La Federación Canaria de Talleres de Automóviles, Fecata, integrada por las asociaciones tinerfeña Asintra y grancanaria Atare, denuncia un inquietante aumento de los talleres ilegales de reparación de vehículos en el Archipiélago. Este colectivo asegura que "se ha recibido multitud de quejas en todas las Islas, por lo que reclamaremos a los ayuntamientos que realicen más inspecciones para comprobar si están cumpliendo con las normativas exigidas para desarrollar esa actividad y, si no lo hacen, que se les prohíba ejercerlas y les cierren las instalaciones".


Fecata comprende "la grave situación que vivimos y que afecta a un amplísimo sector de nuestra economía". Sin embargo, "al ejercerse la actividad ilegal de reparación de automóviles sin los debidos controles obligados por ley, se están cometiendo gravísimos delitos. Contra el medio ambiente, al no haber un control en el momento de gestionar los residuos peligrosos que se generan en una reparación. Contra la seguridad vial, al efectuarse reparaciones sin la maquinaria y el conocimiento necesario para evitar situaciones de alto riesgo que ponen en peligro vidas. Contra la Administración, al cometer fraude no pagando impuestos y como consecuencia de esto, una competencia desleal hacia los talleres legales, al no poder competir en precios. Contra los derechos de los consumidores, al no ofrecer garantía de las reparaciones. Y contra la responsabilidad civil, ya que en caso de siniestro no podrían responder porque ninguna empresa aseguradora se hará cargo de las consecuencias en el caso de un accidente"

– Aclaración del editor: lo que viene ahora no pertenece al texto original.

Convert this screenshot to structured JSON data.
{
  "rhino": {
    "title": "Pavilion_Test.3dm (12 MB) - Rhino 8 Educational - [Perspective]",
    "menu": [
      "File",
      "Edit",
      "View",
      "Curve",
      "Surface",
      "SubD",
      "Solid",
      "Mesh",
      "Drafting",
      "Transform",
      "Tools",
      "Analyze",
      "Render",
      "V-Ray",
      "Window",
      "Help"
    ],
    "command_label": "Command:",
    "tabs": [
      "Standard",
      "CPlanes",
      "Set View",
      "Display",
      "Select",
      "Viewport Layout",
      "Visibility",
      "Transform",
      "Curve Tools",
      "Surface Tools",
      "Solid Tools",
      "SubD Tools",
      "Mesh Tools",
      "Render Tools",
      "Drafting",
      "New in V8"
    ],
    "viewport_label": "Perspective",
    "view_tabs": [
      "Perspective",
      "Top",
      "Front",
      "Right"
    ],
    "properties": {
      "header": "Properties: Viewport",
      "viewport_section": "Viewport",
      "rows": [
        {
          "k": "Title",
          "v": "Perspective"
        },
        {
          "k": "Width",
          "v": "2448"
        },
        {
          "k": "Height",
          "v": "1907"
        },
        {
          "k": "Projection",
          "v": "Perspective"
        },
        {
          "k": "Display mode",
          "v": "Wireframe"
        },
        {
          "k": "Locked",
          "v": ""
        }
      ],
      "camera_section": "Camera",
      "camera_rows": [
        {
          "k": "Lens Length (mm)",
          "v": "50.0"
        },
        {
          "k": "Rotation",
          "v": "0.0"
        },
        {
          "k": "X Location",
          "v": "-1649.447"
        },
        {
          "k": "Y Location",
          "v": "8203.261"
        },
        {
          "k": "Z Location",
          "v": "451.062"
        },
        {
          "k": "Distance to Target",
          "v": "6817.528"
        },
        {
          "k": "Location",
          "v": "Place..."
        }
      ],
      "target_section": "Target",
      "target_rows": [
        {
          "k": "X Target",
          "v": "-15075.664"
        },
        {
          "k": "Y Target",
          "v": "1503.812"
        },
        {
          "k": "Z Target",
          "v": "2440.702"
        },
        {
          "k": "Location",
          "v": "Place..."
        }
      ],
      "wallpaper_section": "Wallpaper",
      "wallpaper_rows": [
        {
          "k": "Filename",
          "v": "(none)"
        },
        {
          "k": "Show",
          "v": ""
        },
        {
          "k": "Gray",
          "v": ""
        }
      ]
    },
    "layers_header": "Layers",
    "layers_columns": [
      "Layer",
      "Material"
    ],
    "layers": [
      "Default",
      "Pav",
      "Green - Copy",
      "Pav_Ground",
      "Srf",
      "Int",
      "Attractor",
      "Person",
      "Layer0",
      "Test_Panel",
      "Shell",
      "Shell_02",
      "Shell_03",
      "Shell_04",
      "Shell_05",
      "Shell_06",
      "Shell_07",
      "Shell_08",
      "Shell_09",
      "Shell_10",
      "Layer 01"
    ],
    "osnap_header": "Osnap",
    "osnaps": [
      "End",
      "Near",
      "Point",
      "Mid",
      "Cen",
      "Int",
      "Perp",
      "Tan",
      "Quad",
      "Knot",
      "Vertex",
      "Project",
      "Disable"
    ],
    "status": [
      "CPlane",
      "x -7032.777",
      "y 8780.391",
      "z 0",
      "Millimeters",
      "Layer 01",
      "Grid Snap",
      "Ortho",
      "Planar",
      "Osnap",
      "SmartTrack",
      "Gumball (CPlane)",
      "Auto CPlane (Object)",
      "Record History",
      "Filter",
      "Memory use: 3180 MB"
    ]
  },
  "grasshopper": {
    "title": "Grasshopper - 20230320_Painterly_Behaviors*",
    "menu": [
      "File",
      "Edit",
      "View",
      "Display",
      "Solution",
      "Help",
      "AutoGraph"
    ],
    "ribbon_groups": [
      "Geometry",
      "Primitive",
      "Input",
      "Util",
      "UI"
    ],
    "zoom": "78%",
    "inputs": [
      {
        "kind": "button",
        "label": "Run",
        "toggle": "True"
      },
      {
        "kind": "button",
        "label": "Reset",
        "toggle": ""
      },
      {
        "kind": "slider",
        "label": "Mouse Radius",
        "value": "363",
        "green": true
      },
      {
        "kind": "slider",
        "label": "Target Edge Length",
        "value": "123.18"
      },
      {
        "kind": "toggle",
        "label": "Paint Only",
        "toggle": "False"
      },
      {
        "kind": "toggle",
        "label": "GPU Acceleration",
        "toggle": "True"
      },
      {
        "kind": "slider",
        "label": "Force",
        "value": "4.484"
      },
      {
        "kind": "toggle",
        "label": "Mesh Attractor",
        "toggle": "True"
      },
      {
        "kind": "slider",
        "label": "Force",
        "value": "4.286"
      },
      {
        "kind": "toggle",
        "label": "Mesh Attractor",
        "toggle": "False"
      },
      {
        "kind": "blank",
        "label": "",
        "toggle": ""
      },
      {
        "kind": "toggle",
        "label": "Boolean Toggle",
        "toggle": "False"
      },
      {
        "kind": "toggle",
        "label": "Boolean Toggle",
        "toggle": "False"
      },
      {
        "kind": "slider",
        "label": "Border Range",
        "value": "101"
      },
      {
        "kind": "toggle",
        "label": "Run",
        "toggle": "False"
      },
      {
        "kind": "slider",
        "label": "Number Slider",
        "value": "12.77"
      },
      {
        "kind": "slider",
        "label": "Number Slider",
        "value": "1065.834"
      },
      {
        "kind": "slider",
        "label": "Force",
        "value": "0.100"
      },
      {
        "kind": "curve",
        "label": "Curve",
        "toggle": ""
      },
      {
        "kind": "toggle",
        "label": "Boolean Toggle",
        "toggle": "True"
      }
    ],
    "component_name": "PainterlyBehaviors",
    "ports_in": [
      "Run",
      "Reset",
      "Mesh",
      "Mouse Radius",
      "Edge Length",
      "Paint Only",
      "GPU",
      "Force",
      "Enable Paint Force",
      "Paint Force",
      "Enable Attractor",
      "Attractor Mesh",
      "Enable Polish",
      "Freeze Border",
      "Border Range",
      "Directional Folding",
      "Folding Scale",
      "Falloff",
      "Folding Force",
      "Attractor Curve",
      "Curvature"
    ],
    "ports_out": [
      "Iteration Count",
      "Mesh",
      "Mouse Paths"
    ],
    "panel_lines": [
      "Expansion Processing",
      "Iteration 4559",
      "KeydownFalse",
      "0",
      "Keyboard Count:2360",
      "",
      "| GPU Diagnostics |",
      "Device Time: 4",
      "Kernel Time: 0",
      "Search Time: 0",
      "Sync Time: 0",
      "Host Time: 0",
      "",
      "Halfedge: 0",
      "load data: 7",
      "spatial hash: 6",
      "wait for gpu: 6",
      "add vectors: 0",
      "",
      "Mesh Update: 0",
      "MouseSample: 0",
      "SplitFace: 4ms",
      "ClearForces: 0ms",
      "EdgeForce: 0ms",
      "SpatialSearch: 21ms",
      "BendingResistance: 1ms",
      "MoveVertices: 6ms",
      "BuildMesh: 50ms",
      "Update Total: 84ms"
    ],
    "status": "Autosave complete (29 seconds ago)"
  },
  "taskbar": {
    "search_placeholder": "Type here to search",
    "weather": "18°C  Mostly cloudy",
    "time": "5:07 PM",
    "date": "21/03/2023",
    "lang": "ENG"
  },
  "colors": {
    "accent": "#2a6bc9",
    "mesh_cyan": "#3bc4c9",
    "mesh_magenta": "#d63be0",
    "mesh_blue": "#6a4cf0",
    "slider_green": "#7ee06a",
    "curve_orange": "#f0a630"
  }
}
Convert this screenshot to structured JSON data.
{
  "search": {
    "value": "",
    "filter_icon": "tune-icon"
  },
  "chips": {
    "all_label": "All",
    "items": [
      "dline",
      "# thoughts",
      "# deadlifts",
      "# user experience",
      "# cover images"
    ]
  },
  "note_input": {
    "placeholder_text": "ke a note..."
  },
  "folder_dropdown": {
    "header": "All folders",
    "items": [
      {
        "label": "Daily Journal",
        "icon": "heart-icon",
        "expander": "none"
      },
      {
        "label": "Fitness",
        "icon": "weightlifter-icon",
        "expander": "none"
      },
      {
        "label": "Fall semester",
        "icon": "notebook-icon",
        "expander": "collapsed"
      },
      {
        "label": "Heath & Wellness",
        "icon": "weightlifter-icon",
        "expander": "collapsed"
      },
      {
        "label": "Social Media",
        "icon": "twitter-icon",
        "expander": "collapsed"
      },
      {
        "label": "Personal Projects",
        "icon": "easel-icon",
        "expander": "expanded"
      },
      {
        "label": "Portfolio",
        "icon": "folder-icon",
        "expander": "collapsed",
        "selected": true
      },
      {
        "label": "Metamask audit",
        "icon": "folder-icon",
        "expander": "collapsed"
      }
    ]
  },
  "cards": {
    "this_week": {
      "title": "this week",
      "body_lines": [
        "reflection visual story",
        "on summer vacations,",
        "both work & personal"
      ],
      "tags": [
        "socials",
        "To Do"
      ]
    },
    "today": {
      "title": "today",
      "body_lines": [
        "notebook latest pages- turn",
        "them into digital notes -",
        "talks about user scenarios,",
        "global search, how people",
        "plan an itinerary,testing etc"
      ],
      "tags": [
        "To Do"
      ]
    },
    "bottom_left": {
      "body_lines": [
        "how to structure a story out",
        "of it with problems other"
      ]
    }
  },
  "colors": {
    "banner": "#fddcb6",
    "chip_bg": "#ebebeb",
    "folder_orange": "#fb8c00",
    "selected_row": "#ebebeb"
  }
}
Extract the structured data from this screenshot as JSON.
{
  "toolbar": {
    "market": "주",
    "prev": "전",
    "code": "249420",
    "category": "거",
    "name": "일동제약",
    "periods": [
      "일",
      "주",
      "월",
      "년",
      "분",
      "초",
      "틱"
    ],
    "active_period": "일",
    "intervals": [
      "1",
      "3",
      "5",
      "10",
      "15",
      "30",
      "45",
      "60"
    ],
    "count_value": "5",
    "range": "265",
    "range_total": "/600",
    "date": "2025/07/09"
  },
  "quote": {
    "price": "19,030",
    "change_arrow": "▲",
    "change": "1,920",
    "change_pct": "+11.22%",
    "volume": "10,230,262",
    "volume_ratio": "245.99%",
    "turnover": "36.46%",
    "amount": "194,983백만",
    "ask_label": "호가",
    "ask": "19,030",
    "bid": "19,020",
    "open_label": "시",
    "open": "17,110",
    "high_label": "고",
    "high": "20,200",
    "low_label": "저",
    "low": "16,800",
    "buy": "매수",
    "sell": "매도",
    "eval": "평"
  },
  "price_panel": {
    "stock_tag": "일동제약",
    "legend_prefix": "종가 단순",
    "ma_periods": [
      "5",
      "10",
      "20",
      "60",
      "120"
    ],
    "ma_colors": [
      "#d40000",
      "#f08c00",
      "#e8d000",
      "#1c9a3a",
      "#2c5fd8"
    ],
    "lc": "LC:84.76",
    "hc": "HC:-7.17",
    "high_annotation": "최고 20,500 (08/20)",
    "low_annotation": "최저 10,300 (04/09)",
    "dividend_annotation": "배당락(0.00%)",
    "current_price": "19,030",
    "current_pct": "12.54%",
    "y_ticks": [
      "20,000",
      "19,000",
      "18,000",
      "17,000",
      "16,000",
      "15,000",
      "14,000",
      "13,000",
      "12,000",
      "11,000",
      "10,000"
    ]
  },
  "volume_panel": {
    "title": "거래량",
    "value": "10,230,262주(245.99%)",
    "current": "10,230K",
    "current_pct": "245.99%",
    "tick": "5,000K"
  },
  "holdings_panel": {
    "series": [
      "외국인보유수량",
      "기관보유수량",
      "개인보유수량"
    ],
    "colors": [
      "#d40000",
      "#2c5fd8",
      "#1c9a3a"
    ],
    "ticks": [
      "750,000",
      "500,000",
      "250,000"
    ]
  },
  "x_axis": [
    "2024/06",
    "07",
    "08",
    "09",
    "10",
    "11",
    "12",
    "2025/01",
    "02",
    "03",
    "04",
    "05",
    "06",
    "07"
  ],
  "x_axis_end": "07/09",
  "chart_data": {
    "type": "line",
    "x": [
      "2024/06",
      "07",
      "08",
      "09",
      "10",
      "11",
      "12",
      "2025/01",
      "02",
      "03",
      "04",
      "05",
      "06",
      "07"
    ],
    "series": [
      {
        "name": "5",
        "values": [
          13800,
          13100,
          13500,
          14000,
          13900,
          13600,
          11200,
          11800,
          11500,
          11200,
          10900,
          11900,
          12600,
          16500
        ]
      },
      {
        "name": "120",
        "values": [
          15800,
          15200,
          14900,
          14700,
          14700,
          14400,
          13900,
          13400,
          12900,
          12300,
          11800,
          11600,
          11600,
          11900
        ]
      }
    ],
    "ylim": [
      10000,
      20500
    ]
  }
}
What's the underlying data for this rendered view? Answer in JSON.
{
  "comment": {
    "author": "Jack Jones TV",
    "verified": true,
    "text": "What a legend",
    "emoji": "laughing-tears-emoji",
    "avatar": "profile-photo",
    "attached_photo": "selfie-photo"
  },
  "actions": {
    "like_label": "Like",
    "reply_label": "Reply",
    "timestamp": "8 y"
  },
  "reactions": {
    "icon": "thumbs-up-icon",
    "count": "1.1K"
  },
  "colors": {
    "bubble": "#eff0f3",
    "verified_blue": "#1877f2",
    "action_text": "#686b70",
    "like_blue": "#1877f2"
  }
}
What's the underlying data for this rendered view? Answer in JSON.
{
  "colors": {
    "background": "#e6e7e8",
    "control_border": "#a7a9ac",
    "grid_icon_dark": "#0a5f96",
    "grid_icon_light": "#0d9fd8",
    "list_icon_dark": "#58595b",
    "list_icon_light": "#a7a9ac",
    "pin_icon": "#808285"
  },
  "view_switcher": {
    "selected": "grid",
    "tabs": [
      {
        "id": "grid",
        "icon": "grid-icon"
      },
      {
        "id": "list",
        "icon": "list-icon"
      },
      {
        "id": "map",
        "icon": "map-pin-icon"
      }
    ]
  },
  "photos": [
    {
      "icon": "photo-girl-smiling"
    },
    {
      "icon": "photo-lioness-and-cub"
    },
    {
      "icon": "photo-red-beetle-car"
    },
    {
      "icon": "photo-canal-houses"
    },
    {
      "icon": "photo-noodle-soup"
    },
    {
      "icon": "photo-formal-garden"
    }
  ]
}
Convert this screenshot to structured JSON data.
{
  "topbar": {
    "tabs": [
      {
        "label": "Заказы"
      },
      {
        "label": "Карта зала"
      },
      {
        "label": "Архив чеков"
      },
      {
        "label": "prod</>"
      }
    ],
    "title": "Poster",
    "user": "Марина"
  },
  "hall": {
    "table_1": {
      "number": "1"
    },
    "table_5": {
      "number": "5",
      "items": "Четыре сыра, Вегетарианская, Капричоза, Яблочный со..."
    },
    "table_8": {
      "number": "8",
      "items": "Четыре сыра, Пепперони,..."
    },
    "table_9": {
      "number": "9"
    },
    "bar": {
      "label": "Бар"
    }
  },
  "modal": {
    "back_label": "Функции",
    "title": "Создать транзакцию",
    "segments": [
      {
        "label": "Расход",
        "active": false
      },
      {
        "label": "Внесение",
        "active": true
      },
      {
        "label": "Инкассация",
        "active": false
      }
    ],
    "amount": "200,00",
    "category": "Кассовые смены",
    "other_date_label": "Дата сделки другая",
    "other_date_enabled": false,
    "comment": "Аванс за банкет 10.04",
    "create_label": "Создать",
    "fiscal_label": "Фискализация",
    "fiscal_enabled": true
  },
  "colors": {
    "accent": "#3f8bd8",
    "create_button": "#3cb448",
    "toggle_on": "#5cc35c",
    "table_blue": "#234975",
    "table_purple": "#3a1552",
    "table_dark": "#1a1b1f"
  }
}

De momento, Fecata anuncia que acaba de entregar una carta al alcalde de Los Realejos, Manuel Domínguez González, "ya que es una localidad donde hemos recibido un mayor número de quejas por parte de nuestros asociados. En ese escrito, solicitamos que se realicen inspecciones a los talleres ilegales del municipio y que prohíba y cierre aquellos que no cumplan con las normativas para, de esa forma, perseguir con eficacia el fraude y la competencia desleal, además de que esas actividades suponen un grave riesgo para el medio ambiente y la seguridad".